The Seaford building includes two garage bays that can accommodate four emergency vehicles, office/conference space, a kitchen, a day room, sleeping quarters and a fitness area. Out front, along southbound U.S. 13, it features an electronic message center.

Designed to blend in with surrounding residential areas, Medic 110 is the fifth free-standing, county-owned paramedic facility, joining stations near Laurel, Long Neck, Ocean View and Lewes in the county’s ongoing shift from a decades-long model of renting space or co-locating with volunteer EMS companies for quarters.

“The goal of the County Council when we started this project was buildings,” said Sussex County Council President Michael Vincent. “We didn’t own any buildings. We leased buildings. Now, this is building No. 5 (owned). We have three more to go. We’re going to do those in the next two or three years. I think the next one is going to be in the Millsboro area.”

Sussex County now has 10 fixed stations and one seasonal unit. All are two-person units except for Medic 107 in Bridgeville, a 24-hour, single-person unit, and Medic 111 in Milton, a single-person unit that operates in the daytime only, 7 a.m. to 7 p.m.

Councilman Vincent emphasized Sussex County’s commitment to supporting public safety, including the county’s nationally acclaimed EMS program.

“Every year in the budget process, a lot of requests come to us — from everybody. But I can assure you that the thing on top of our list is public safety — paramedics, EMS, state police, local police, fire companies. That is what we zero in on,” said the councilman, who labeled Sussex EMS “the best paramedics department” in the nation.

“We must equip our brave and talented first responders with the tools, training and facilities they need to deliver lifesaving care to patients, and this new station will go a long way in supporting that mission of saving lives,” he said.

Construction, by Whayland of Laurel, cost about $1.4 million. Acquisition of the property that previously housed Seaford Pet Emporium was around $500,000, Mr. Murray said.

“This building was paid for in savings, and a lot of attention gets paid to the savings that the county has,” said Sussex County Administrator Todd Lawson. “The good news about that is we didn’t have to borrow one dollar to build this building and purchase this land. That’s a benefit to all our taxpayers, including all of you.”
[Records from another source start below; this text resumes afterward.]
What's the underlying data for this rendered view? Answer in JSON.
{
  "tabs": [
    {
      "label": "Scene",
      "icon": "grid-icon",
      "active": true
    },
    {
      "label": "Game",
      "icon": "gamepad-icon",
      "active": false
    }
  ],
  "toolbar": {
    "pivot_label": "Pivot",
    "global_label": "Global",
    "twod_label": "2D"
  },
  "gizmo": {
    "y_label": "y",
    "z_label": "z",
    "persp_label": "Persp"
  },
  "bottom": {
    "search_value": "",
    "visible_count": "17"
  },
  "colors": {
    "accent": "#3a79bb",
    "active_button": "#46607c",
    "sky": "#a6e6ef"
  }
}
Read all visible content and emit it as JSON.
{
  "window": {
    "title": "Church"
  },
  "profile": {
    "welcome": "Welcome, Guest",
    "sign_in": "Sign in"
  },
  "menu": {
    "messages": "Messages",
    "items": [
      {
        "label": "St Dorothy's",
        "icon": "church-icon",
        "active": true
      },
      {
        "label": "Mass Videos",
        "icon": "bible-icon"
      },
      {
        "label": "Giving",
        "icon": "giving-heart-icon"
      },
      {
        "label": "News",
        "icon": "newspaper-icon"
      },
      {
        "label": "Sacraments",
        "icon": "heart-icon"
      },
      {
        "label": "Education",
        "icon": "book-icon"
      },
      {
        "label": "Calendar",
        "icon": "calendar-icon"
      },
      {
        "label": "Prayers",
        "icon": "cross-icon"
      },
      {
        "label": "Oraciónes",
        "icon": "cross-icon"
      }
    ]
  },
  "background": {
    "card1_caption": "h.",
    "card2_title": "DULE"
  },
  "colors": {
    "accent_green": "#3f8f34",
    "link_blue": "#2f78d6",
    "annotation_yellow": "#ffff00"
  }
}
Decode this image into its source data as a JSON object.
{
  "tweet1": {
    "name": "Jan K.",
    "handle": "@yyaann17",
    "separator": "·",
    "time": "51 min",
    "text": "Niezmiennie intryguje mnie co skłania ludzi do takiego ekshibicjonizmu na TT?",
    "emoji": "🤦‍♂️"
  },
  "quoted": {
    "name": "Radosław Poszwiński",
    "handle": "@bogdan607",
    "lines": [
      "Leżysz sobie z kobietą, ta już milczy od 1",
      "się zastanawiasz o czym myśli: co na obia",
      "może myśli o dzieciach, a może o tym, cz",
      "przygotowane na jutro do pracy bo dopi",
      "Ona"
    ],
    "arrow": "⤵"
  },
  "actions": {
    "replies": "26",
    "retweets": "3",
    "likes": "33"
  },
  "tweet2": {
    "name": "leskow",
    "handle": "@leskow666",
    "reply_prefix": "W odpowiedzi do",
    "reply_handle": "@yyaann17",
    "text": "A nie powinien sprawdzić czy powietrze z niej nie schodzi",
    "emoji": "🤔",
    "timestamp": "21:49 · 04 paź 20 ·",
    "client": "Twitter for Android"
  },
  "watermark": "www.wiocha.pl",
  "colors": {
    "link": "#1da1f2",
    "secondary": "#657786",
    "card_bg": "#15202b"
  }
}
Mr. Lawson said he was pleased to “see the hallmark of all the work that came about to bring this to the finish line. I think what this represents is teamwork. The credit goes to all the hard work that came about — the county’s staff, our vendors, our stakeholders with the city of Seaford and (the Delaware Department of Transportation). That culmination brings us to today.”

Bobby Schoonover, Sussex EMS manager of logistics, highlighted the efforts of County Engineer Hans Medlarz, who brokered a deal with the city of Seaford that brought municipal water and sewer “at a reasonable cost” to meet 2017 State Fire Marshal sprinkler regulations.
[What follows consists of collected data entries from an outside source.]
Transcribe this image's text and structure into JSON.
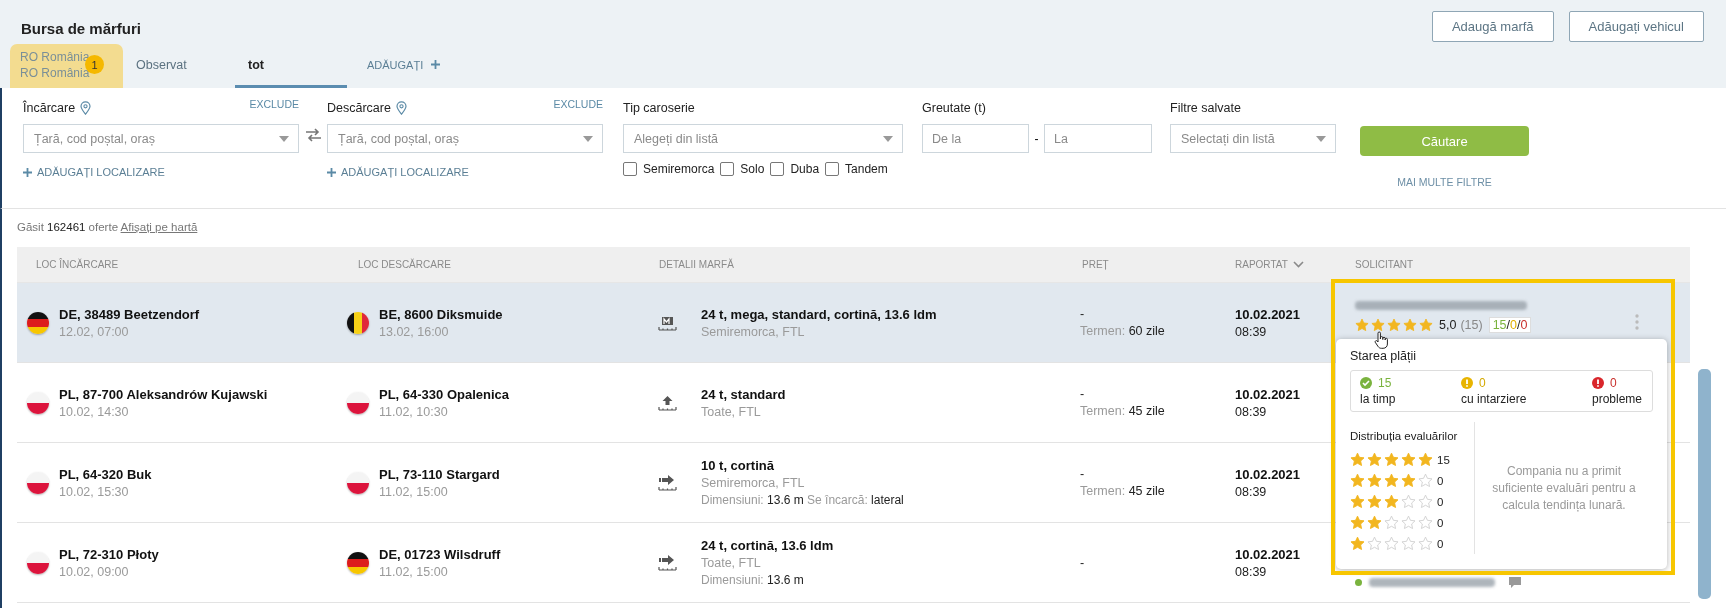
{
  "page": {
    "title": "Bursa de mărfuri"
  },
  "header_buttons": [
    "Adaugă marfă",
    "Adăugați vehicul"
  ],
  "tabs": [
    {
      "kind": "saved",
      "lines": [
        "RO România",
        "RO România"
      ],
      "badge": "1",
      "selected": false
    },
    {
      "kind": "plain",
      "label": "Observat",
      "selected": false
    },
    {
      "kind": "plain",
      "label": "tot",
      "selected": true
    },
    {
      "kind": "add",
      "label": "ADĂUGAȚI",
      "selected": false
    }
  ],
  "filters": {
    "loading": {
      "label": "Încărcare",
      "exclude": "EXCLUDE",
      "placeholder": "Țară, cod poștal, oraș",
      "add_link": "ADĂUGAȚI LOCALIZARE"
    },
    "unloading": {
      "label": "Descărcare",
      "exclude": "EXCLUDE",
      "placeholder": "Țară, cod poștal, oraș",
      "add_link": "ADĂUGAȚI LOCALIZARE"
    },
    "body_type": {
      "label": "Tip caroserie",
      "placeholder": "Alegeți din listă",
      "options": [
        {
          "label": "Semiremorca",
          "checked": false
        },
        {
          "label": "Solo",
          "checked": false
        },
        {
          "label": "Duba",
          "checked": false
        },
        {
          "label": "Tandem",
          "checked": false
        }
      ]
    },
    "weight": {
      "label": "Greutate (t)",
      "from_placeholder": "De la",
      "separator": "-",
      "to_placeholder": "La"
    },
    "saved": {
      "label": "Filtre salvate",
      "placeholder": "Selectați din listă"
    },
    "search_button": "Căutare",
    "more_filters": "MAI MULTE FILTRE"
  },
  "results": {
    "prefix": "Găsit",
    "count": "162461",
    "suffix": "oferte",
    "map_link": "Afișați pe hartă"
  },
  "table": {
    "columns": [
      {
        "label": "LOC ÎNCĂRCARE",
        "sorted": false
      },
      {
        "label": "LOC DESCĂRCARE",
        "sorted": false
      },
      {
        "label": "DETALII MARFĂ",
        "sorted": false
      },
      {
        "label": "PREȚ",
        "sorted": false
      },
      {
        "label": "RAPORTAT",
        "sorted": true
      },
      {
        "label": "SOLICITANT",
        "sorted": false
      }
    ],
    "rows": [
      {
        "selected": true,
        "load": {
          "kind": "de",
          "place": "DE, 38489 Beetzendorf",
          "date": "12.02, 07:00"
        },
        "unload": {
          "kind": "be",
          "place": "BE, 8600 Diksmuide",
          "date": "13.02, 16:00"
        },
        "cargo": {
          "kind": "mega",
          "title": "24 t, mega, standard, cortină, 13.6 ldm",
          "subtitle": "Semiremorca, FTL"
        },
        "price": {
          "value": "-",
          "term_label": "Termen:",
          "term_value": "60 zile"
        },
        "reported": {
          "date": "10.02.2021",
          "time": "08:39"
        },
        "requester": {
          "stars": 5,
          "rating": "5,0",
          "reviews": "(15)",
          "payments": [
            "15",
            "0",
            "0"
          ],
          "payment_separators": [
            "/",
            "/"
          ]
        }
      },
      {
        "selected": false,
        "load": {
          "kind": "pl",
          "place": "PL, 87-700 Aleksandrów Kujawski",
          "date": "10.02, 14:30"
        },
        "unload": {
          "kind": "pl",
          "place": "PL, 64-330 Opalenica",
          "date": "11.02, 10:30"
        },
        "cargo": {
          "kind": "top",
          "title": "24 t, standard",
          "subtitle": "Toate, FTL"
        },
        "price": {
          "value": "-",
          "term_label": "Termen:",
          "term_value": "45 zile"
        },
        "reported": {
          "date": "10.02.2021",
          "time": "08:39"
        }
      },
      {
        "selected": false,
        "load": {
          "kind": "pl",
          "place": "PL, 64-320 Buk",
          "date": "10.02, 15:30"
        },
        "unload": {
          "kind": "pl",
          "place": "PL, 73-110 Stargard",
          "date": "11.02, 15:00"
        },
        "cargo": {
          "kind": "side",
          "title": "10 t, cortină",
          "subtitle": "Semiremorca, FTL",
          "details": [
            {
              "label": "Dimensiuni:",
              "value": "13.6 m"
            },
            {
              "label": "Se încarcă:",
              "value": "lateral"
            }
          ]
        },
        "price": {
          "value": "-",
          "term_label": "Termen:",
          "term_value": "45 zile"
        },
        "reported": {
          "date": "10.02.2021",
          "time": "08:39"
        }
      },
      {
        "selected": false,
        "load": {
          "kind": "pl",
          "place": "PL, 72-310 Płoty",
          "date": "10.02, 09:00"
        },
        "unload": {
          "kind": "de",
          "place": "DE, 01723 Wilsdruff",
          "date": "11.02, 15:00"
        },
        "cargo": {
          "kind": "side",
          "title": "24 t, cortină, 13.6 ldm",
          "subtitle": "Toate, FTL",
          "details": [
            {
              "label": "Dimensiuni:",
              "value": "13.6 m"
            }
          ]
        },
        "price": {
          "value": "-"
        },
        "reported": {
          "date": "10.02.2021",
          "time": "08:39"
        },
        "requester": {
          "online": true
        }
      }
    ]
  },
  "popup": {
    "title": "Starea plății",
    "payment": [
      {
        "kind": "ok",
        "count": "15",
        "label": "la timp"
      },
      {
        "kind": "late",
        "count": "0",
        "label": "cu intarziere"
      },
      {
        "kind": "problem",
        "count": "0",
        "label": "probleme"
      }
    ],
    "distribution_title": "Distribuția evaluărilor",
    "distribution": [
      {
        "stars": 5,
        "count": "15"
      },
      {
        "stars": 4,
        "count": "0"
      },
      {
        "stars": 3,
        "count": "0"
      },
      {
        "stars": 2,
        "count": "0"
      },
      {
        "stars": 1,
        "count": "0"
      }
    ],
    "trend_note": "Compania nu a primit suficiente evaluări pentru a calcula tendința lunară."
  }
}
A turn lane from Swain Road for direct access to U.S. 13 also was included in the project.
Medic 110 transitioned from Blades on May 13.

“We feel that this station is in the best location for us to improve our overall response times to calls, thus providing better service to residents and visitors of the area,” Mr. Murray said. “The station design was based on our east-side dual station that serves the Lewes-Rehoboth Beach area and opened in 2017.”

Following a year’s hiatus due to COVID-19, Sussex County EMS, past recipient of numerous medals in international Journal of Emergency Medical Services Games events and other competitions, will be competing in San Antonio this August and in Washington, D.C., in February.